En examinant le plaisir que procurent les déconfitures de Donald Trump et de Jair Bolsonaro, les deux universitaires se demandent si ces résultats pourraient faire réviser leur croyance à ceux et celles qui ne croient plus en l’utilité de l’élection : « et si le vote avait encore une place dans les combats pour l’égalité, la justice, l’hospitalité et la sauvegarde de la vie sur la planète ? »

En voici quelques extraits :

De ces réjouissantes défaites, on peut tirer deux leçons.

La première est que, dans les circonstances exceptionnelles d’une vie démocratique tourmentée, l’élection peut revêtir une importance capitale, exacerbant les passions, saturant le débat public et soulevant des émois à l’annonce de son dénouement. Contrairement à ce que les états-majors des partis et les analystes avaient prévu aux Etats-Unis, ce ne sont ni l’inflation, ni la criminalité, ni l’immigration qui ont dominé le scrutin, mais trois enjeux qui se sont avérés déterminants aux yeux des citoyens : le droit des femmes à l’avortement, les menées antidémocratiques des fanatiques de droite, et le retour de Trump au pouvoir. Au Brésil, une très large coalition s’est formée autour de la candidature de Lula afin de répondre à une urgence : se débarrasser d’un Président dont les obsessions autoritaires devenaient troublantes et sauvegarder les institutions de la démocratie représentative, le respect des droits humains et la bonne marche des affaires. Ces deux scrutins semblent ainsi sonner le glas de la stratégie séditieuse de l’extrême-droite consistant à remettre en cause par avance la légitimité issue des urnes au cas où elle lui serait contraire.

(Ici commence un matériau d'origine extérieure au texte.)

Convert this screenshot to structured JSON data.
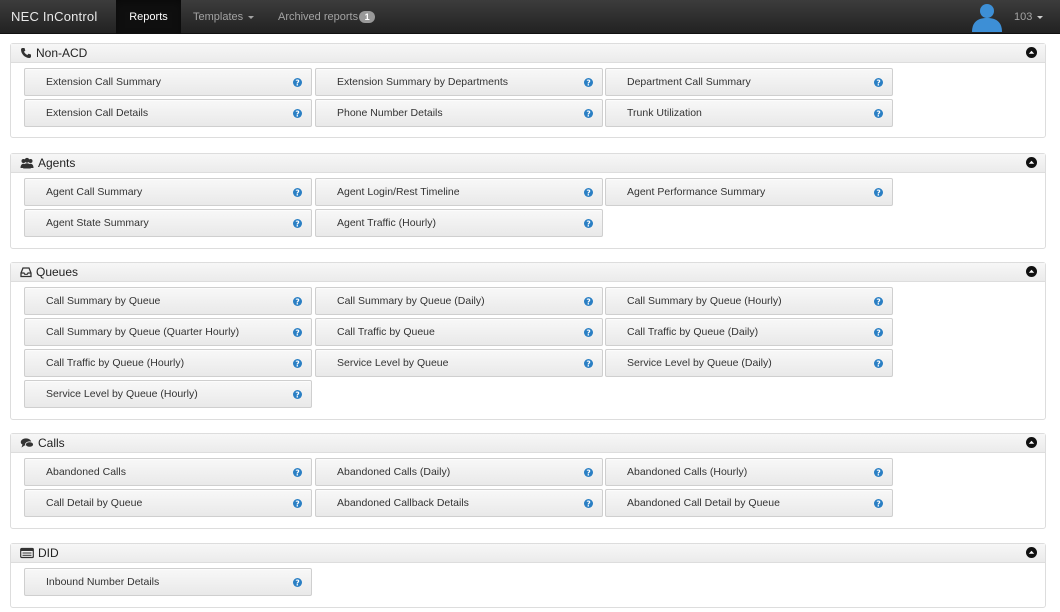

La seconde leçon tient au fait qu’un nombre inattendu de jeunes électeurs et électrices ont décidé de se saisir du bulletin de vote pour s’exprimer sur ces enjeux. Une analyse « sortie des urnes » du Edison Research National Election Pool estime que 27 à 31 % des électeurs entre 18 et 29 ans ont voté lors de ces élections, ce qui représente le taux le plus élevé de participation enregistré pour cette tranche d’âge durant les trois dernières décennies. Et parmi ces votants, 60 % auraient choisi le camp démocrate. Ce taux se serait élevé à 89 % parmi les jeunes noirs, et à 68 % parmi les hispaniques…

L’issue d’une élection dépend d’une infime fraction de votants qu’il s’agit soit de cibler de façon spécifique, soit d’inciter à s’abstenir de soutenir des concurrents.

Le rapport à l’élection qui prévaut de nos jours dans les régimes de gouvernement représentatif est marqué par la lente éviction des simples citoyens du domaine de la politique. Les manifestations en sont connues : désertion des urnes, désaffection pour les partis, détestation voire haine pour les autorités publiques, dégoût de la politique, en particulier chez les jeunes. Certains doutent qu’il soit encore possible, dans ces conditions, de reconduire la croyance dans les vertus démocratiques du suffrage universel. D’autres ont renoncé à convaincre les rétifs au vote de l’avantage qu’il y aurait à s’emparer des urnes pour faire entendre une autre voix dans des consultations dont l’inanité est connue d’avance. Ce qui s’est produit aux Etats-Unis et au Brésil peut-il rendre un peu d’attrait aux élections et conduire la jeunesse à s’en emparer pour faire valoir le regard qu’elle porte sur la manière dont les dirigeants s’occupent de leur monde ?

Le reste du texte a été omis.